The Joker’s written quite well here. He’s such a bastard but he has his trademark wit. JOKER: “Didn’t I kill you?” JASON: “We’ve been over this.” JOKER: “I know, but I like talking about it.” Unfortunately I really don’t like the way Shane Davis has drawn him. What this story is really tackling is, as the Joker says, the “$24,000 question,” one that was raised, ever-so-briefly, in The Dark Knight. Why won’t anyone kill the Joker? In a superb confrontation with Batman, we get to the bottom of it: JASON: “Bruce, I forgive you for not saving me . . . but why is he still alive?” BATMAN: “For years a day hasn’t gone by where I haven’t envisioned taking him and spending an entire month putting him through the most horrendous, mind-boggling forms of torture.
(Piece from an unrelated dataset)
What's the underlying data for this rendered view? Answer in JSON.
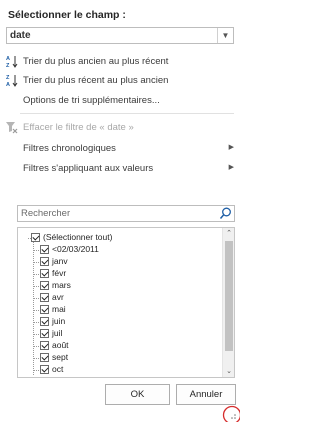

All of it, building to an end, with him broken, butchered and maimed . . . pleading—screaming—in the worst kind of agony as he careens into a monstrous death.” JOKER: “Aw, y’see, I’ve thought about that too ...” BATMAN: “I want him dead—maybe more than I’ve ever wanted anything. But if I do that, if I allow myself to go down into that place ... I’ll never come back.” Jason, however, has no such qualms and makes Batman choose who he’d rather have dead.

Under the Hood vol.2 makes the Joker mad north by northwest and Batman and Jason Daedalus and Icarus. As someone who’s been turned off by the Robin naff quality in the past, I have to admit Red Hood looks really bad-@$$. The leather biker jacket and the penchant for explosives plus a big jagged knife makes for a pretty solid anti-hero. In “The Return of Jason Todd” at the end of the collection, we finally find out how Jason managed not to die. Batman installed alarms on the coffin, he examined it and found no damage whatsoever, could find no evidence to support that Red Hood could be Jason. The explanation is sadly lacking in reality—it’s Superman’s intervention that brings him back to life. He next has to claw his way out of a coffin with bare hands, live on the streets for three years before Thalia, Ras al Ghul’s daughter, makes him her protégé and throws him into the Lazarus Pits, bribe the coffin maker, get the whole thing hushed up (similar to Grace’s boss destroying the Doctor’s x-rays in the TV movie).

Under the Hood vol. 2 has some good art, but mostly it’s the strong writing that makes it enjoyable.